HFS+ file system is applied to Apple desktop products, including Mac computers, iPhone, iPod, as well as Apple X Server products. Advanced server products also use Apple Xsan file system, clustered file system derived from StorNext or CentraVision file systems.

This file system except files and folders also stores Finder information about directories view, window positions etc.

Linux file systems
Open-source Linux OS always aimed to implement, test and use different concepts of file systems. Among huge amount of various file system types the most popular Linux file systems nowadays are:
·         Ext2, Ext3, Ext4 - 'native' Linux file system. This file system falls under active developments and improvements. Ext3 file system is just an extension to Ext2 that uses transactional file write operations with journal. Ext4 is a further development of Ext3, extended with support of optimized file allocation information (extents) and extended file attributes. This file system is frequently used as 'root' file system for most Linux installations.
·         ReiserFS - alternative Linux file system designed to store huge amount of small files. It has good capability of files search and enables compact files allocation by storing file tails or small files along with metadata in order not to use large file system blocks for this purpose.
·         XFS - file system derived from SGI company that initially used it for their IRIX servers. Now XFS specifications are implemented in Linux. XFS file system has great performance and is widely used to store files.
·         JFS - file system developed by IBM for their powerful computing systems. JFS one usually stands for JFS, JFS2 is the second edition. Currently this file system is open-source and is implemented in most modern Linux distributions.
The concept of 'hard links' used in this kind of OS makes most Linux file systems similar in that the file name is not regarded as file attribute and rather defined as an alias for a file in certain directory. File object can be linked from many locations, even many times from the same directory under different names. This is one of the causes why recovery of file names after file deletion or file system damage can be difficult or even impossible.

BSD, Solaris, Unix file systems
The most common file system for these OS is UFS (Unix File System) also often referred to FFS (Fast File System – fast compared to a previous file system used for Unix). UFS is a source of ideas for many other file system implementations.
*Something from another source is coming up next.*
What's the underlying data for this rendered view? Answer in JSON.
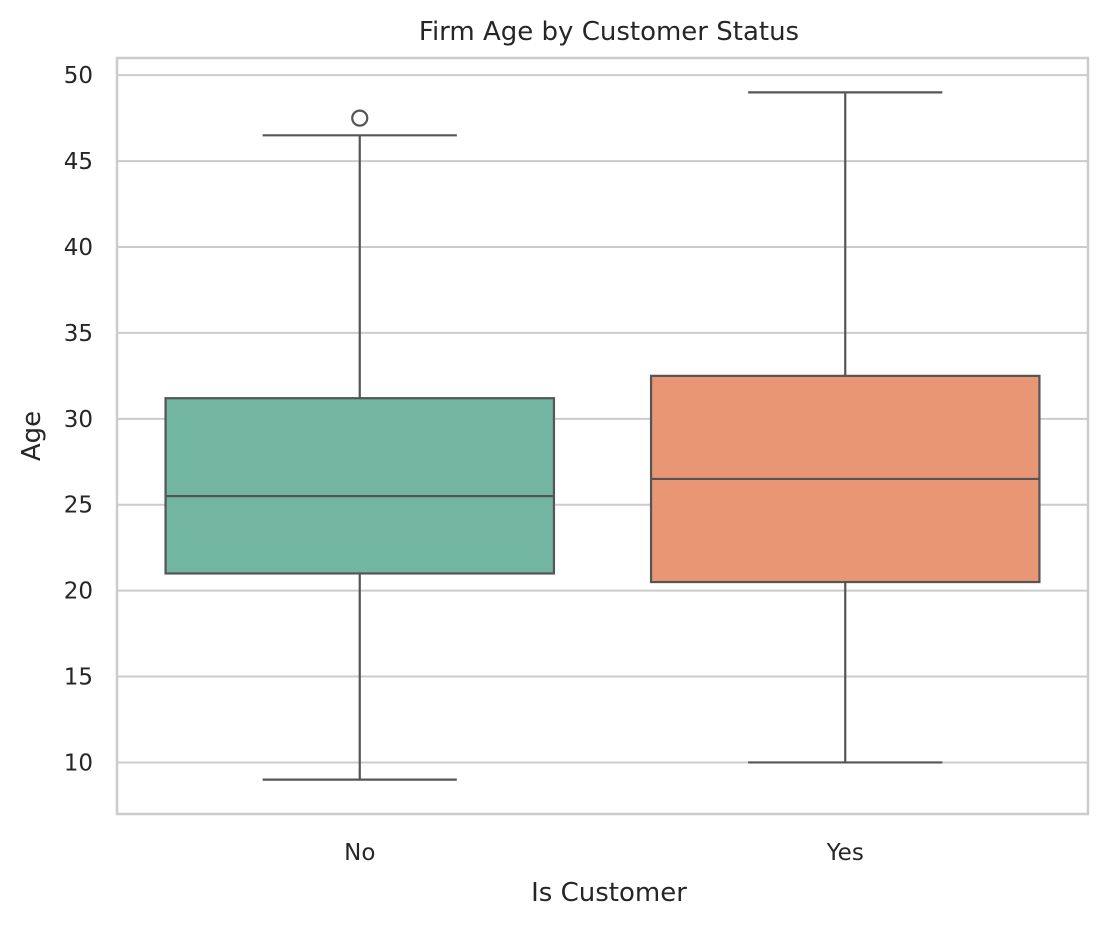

Currently UFS (in different editions) is supported by all Unix-family OS and is major file system of BSD OS and Sun Solaris OS. Modern computer technologies tend to implement replacements for UFS in different OS (ZFS for Solaris, JFS and derived file systems for Unix etc.).

Clustered file systems
Clustered file systems are used in computer cluster systems. These file systems have embedded support of distributed storage.

Among such distributed file systems are:
·         ZFS - Sun company 'Zettabyte File System' - the new file system developed for distrubuted storages of Sun Solaris OS.
·         Apple Xsan - the Apple company evolution of CentraVision and later StorNext file systems.
·         VMFS - 'Virtual Machine File System' developed by VMware company for its VMware ESX Server.
·         GFS - Rad Hat Linux 'Global File System'.
·         JFS1 - original (legacy) design of IBM JFS file system used in older AIX storage systems.
Common property of these file systems is distributed storages support, extensibility and modularity.